The report says it is "extremely concerning" that these core systems were "still at an early stage" and that the government must as a result "provide swift assurance" that the shift to the new system "will not leave the benefit system vulnerable to fraud."
"We heard evidence that ICT [information and communications technology] systems for fraud detection within Universal Credit were still at an early stage in their development," Labor Opposition member Clive Betts said. With implementation of the new program already in progress, the government has to reassure the public that fraud detection won't fall through the cracks, "and it must do so urgently," he said.
The part of British central government responsible for implementing the new system, the Department for Work and Pensions, says such fears are unfounded. In fact, far from raising the risk of more fraud, a spokesperson for the department told the BBC that Universal Credit will cut fraud by £200 million ($306 million) a year. Official British state figures put the annual loss of public money due to fraud or waste as high as £21 billion ($32 billion).
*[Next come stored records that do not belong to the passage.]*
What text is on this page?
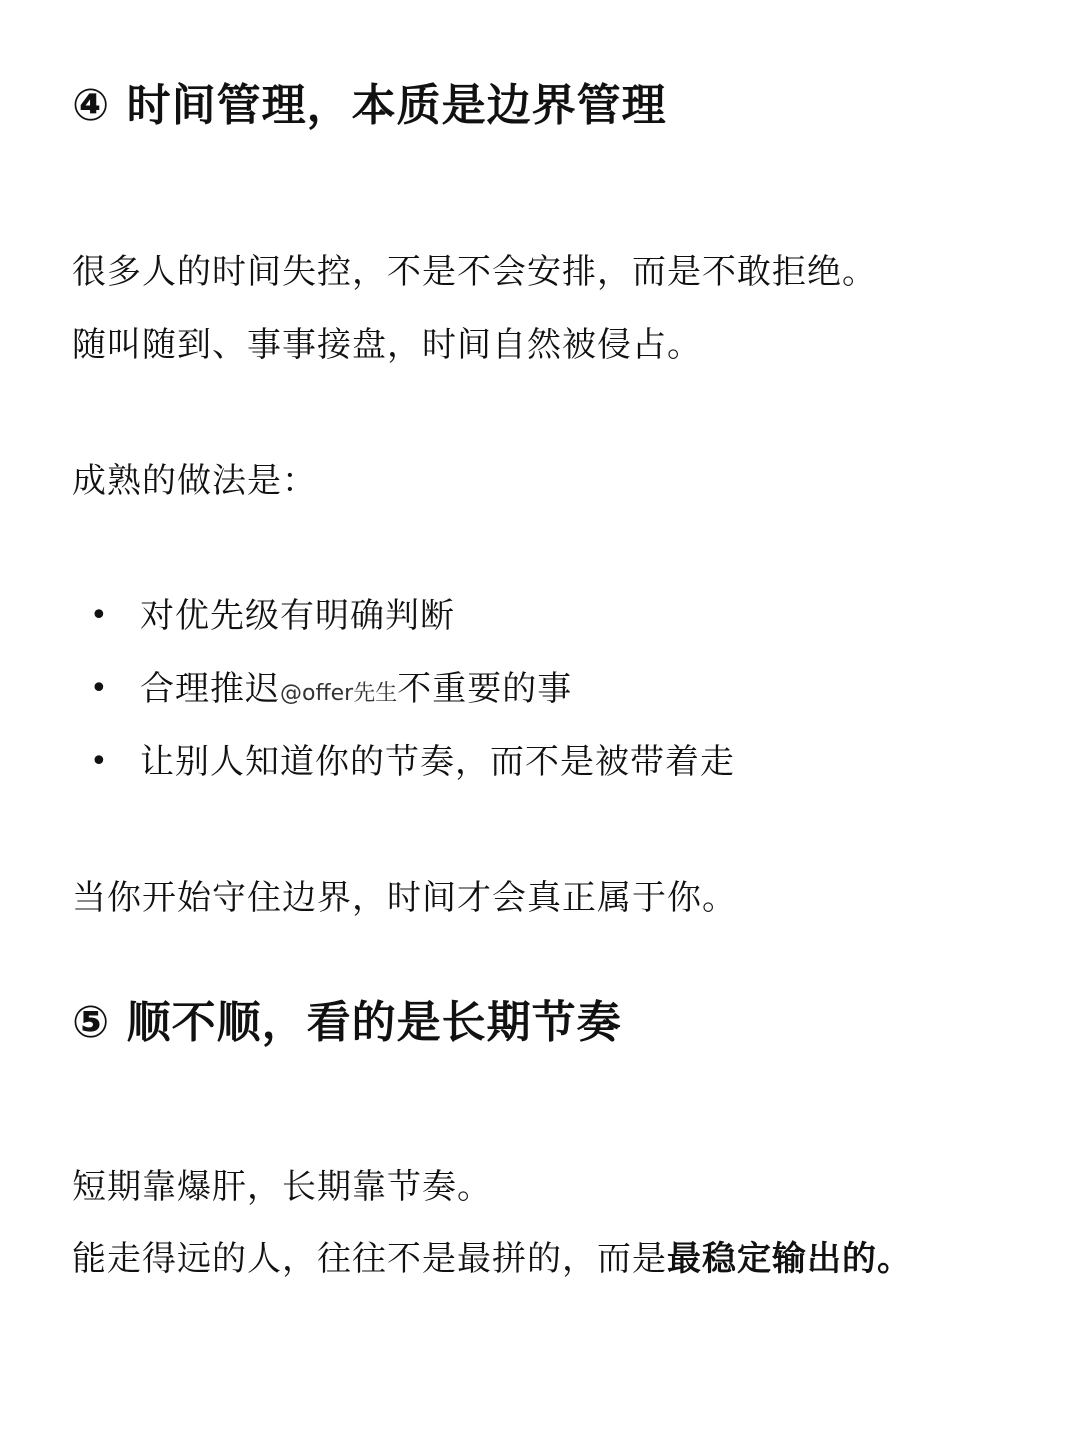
④ 时间管理，本质是边界管理
很多人的时间失控，不是不会安排，而是不敢拒绝。
随叫随到、事事接盘，时间自然被侵占。
成熟的做法是：
• 对优先级有明确判断
• 合理推迟@offer先生不重要的事
• 让别人知道你的节奏，而不是被带着走
当你开始守住边界，时间才会真正属于你。
⑤ 顺不顺，看的是长期节奏
短期靠爆肝，长期靠节奏。
能走得远的人，往往不是最拼的，而是最稳定输出的。
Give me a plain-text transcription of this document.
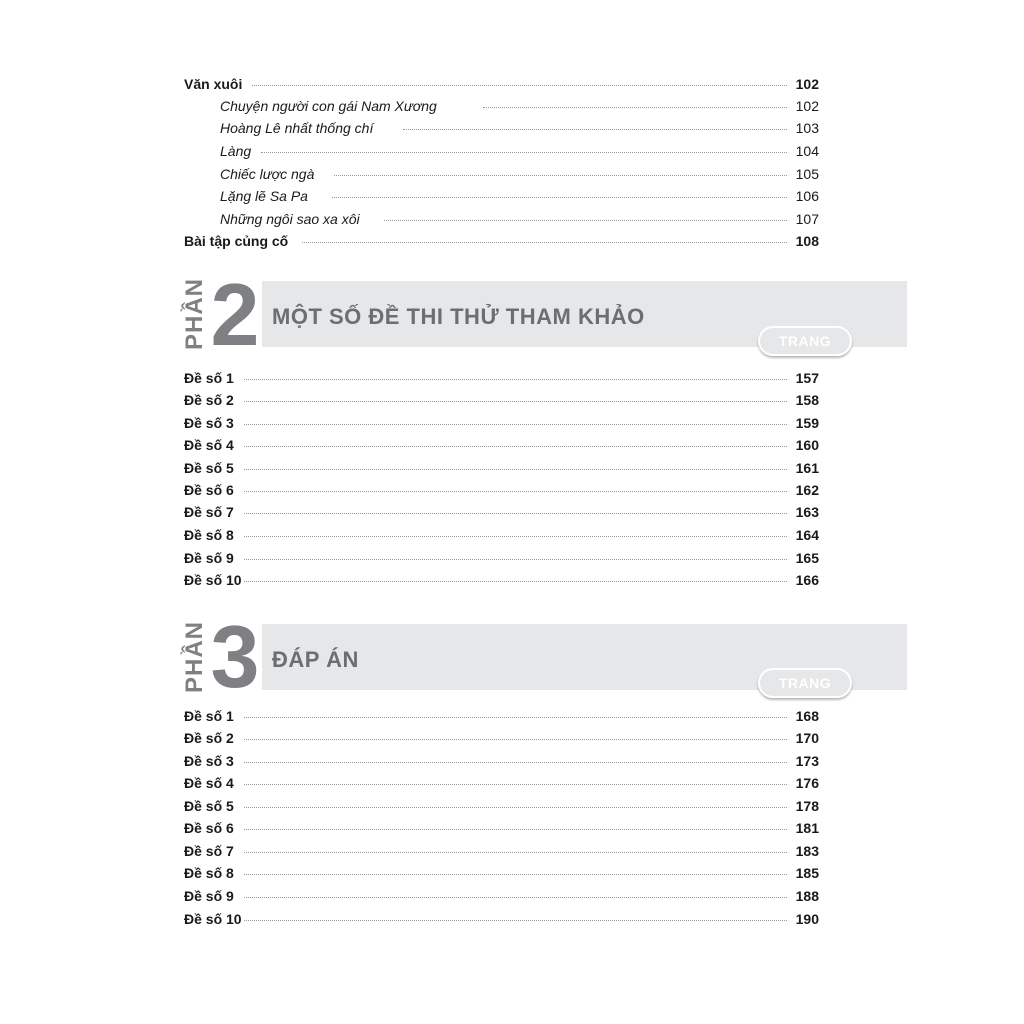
Văn xuôi	102
Chuyện người con gái Nam Xương	102
Hoàng Lê nhất thống chí	103
Làng	104
Chiếc lược ngà	105
Lặng lẽ Sa Pa	106
Những ngôi sao xa xôi	107
Bài tập củng cố	108
PHẦN 2 MỘT SỐ ĐỀ THI THỬ THAM KHẢO
TRANG
Đề số 1	157
Đề số 2	158
Đề số 3	159
Đề số 4	160
Đề số 5	161
Đề số 6	162
Đề số 7	163
Đề số 8	164
Đề số 9	165
Đề số 10	166
PHẦN 3 ĐÁP ÁN
TRANG
Đề số 1	168
Đề số 2	170
Đề số 3	173
Đề số 4	176
Đề số 5	178
Đề số 6	181
Đề số 7	183
Đề số 8	185
Đề số 9	188
Đề số 10	190
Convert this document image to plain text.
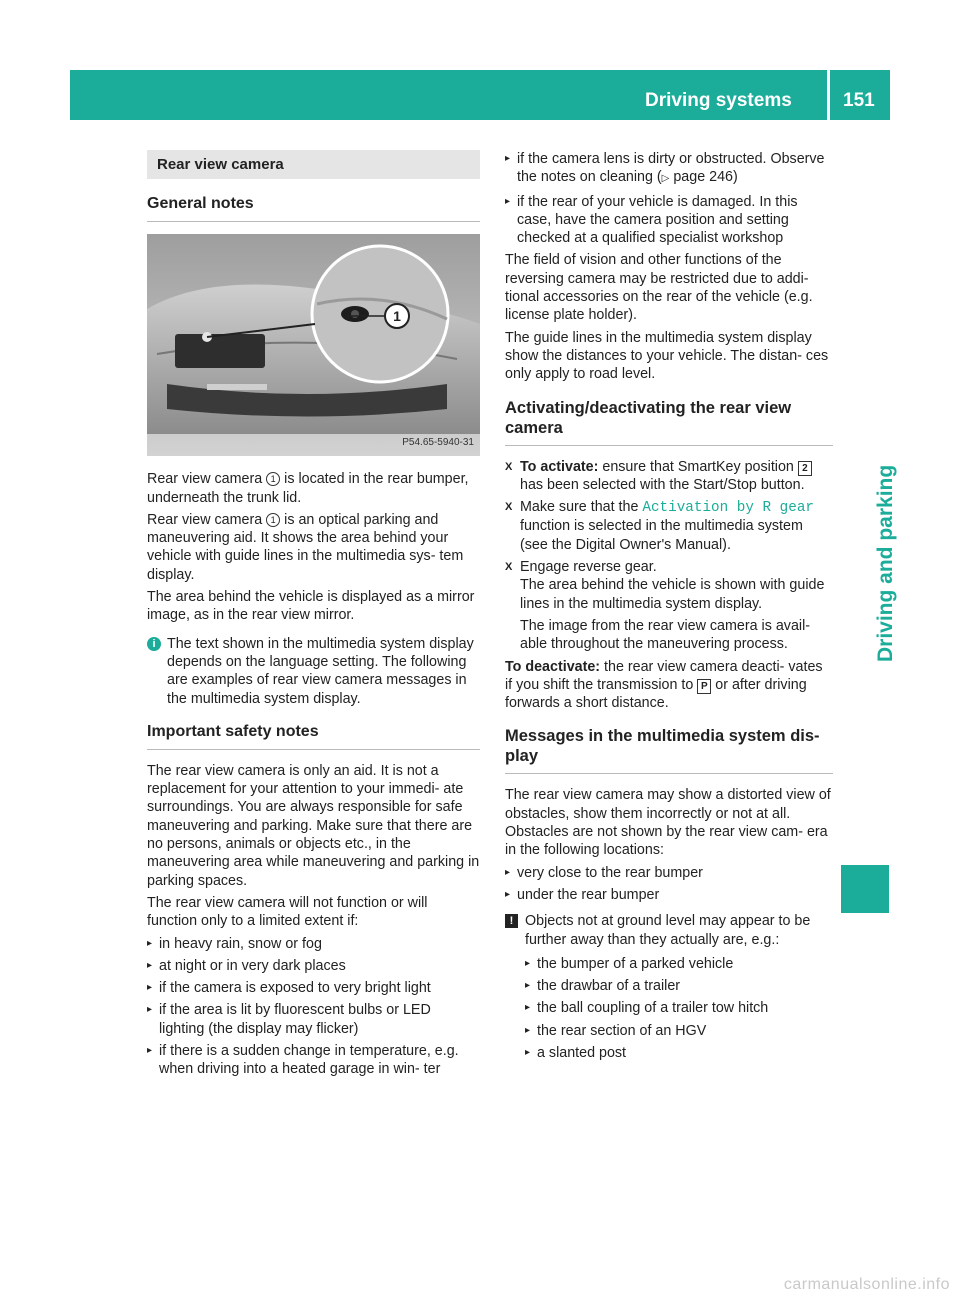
Driving systems	151
Driving and parking
Rear view camera
General notes
1
P54.65-5940-31

Rear view camera 1 is located in the rear bumper, underneath the trunk lid.

Rear view camera 1 is an optical parking and maneuvering aid. It shows the area behind your vehicle with guide lines in the multimedia sys- tem display.

The area behind the vehicle is displayed as a mirror image, as in the rear view mirror.

i The text shown in the multimedia system display depends on the language setting. The following are examples of rear view camera messages in the multimedia system display.
Important safety notes

The rear view camera is only an aid. It is not a replacement for your attention to your immedi- ate surroundings. You are always responsible for safe maneuvering and parking. Make sure that there are no persons, animals or objects etc., in the maneuvering area while maneuvering and parking in parking spaces.

The rear view camera will not function or will function only to a limited extent if:

▸ in heavy rain, snow or fog
▸ at night or in very dark places
▸ if the camera is exposed to very bright light
▸ if the area is lit by fluorescent bulbs or LED lighting (the display may flicker)
▸ if there is a sudden change in temperature, e.g. when driving into a heated garage in win- ter
▸ if the camera lens is dirty or obstructed. Observe the notes on cleaning (▷ page 246)
▸ if the rear of your vehicle is damaged. In this case, have the camera position and setting checked at a qualified specialist workshop

The field of vision and other functions of the reversing camera may be restricted due to addi- tional accessories on the rear of the vehicle (e.g. license plate holder).

The guide lines in the multimedia system display show the distances to your vehicle. The distan- ces only apply to road level.

Activating/deactivating the rear view camera
X To activate: ensure that SmartKey position 2 has been selected with the Start/Stop button.
X Make sure that the Activation by R gear function is selected in the multimedia system (see the Digital Owner's Manual).
X Engage reverse gear.
The area behind the vehicle is shown with guide lines in the multimedia system display.
The image from the rear view camera is avail- able throughout the maneuvering process.

To deactivate: the rear view camera deacti- vates if you shift the transmission to P or after driving forwards a short distance.

Messages in the multimedia system dis- play

The rear view camera may show a distorted view of obstacles, show them incorrectly or not at all. Obstacles are not shown by the rear view cam- era in the following locations:

▸ very close to the rear bumper
▸ under the rear bumper
! Objects not at ground level may appear to be further away than they actually are, e.g.:
▸ the bumper of a parked vehicle
▸ the drawbar of a trailer
▸ the ball coupling of a trailer tow hitch
▸ the rear section of an HGV
▸ a slanted post
carmanualsonline.info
But at least some parts of the U.K. hi-tech community agree there is a basis for Parliament's warning. "MPs are absolutely right to warn that the Universal Credit system presents a serious fraud risk," said Ross Parsell, director of cybersecurity at the U.K. arm of French IT firm Thales. "A question mark still remains over whether the government will be able to verify, manage and protect the identity of claimants. We are yet to have a government system that pays money to the public: if a high percentage of transactions are fraudulent, the government could come under severe pressure," he warned.
Parsell said that, for example, with 1.56 million people claiming Jobseeker’s Allowance, one of the benefits to be replaced by Universal Credit, just that element of welfare presents a potential £4.56 billion ($6.94 billion) fraud risk over the course of a year.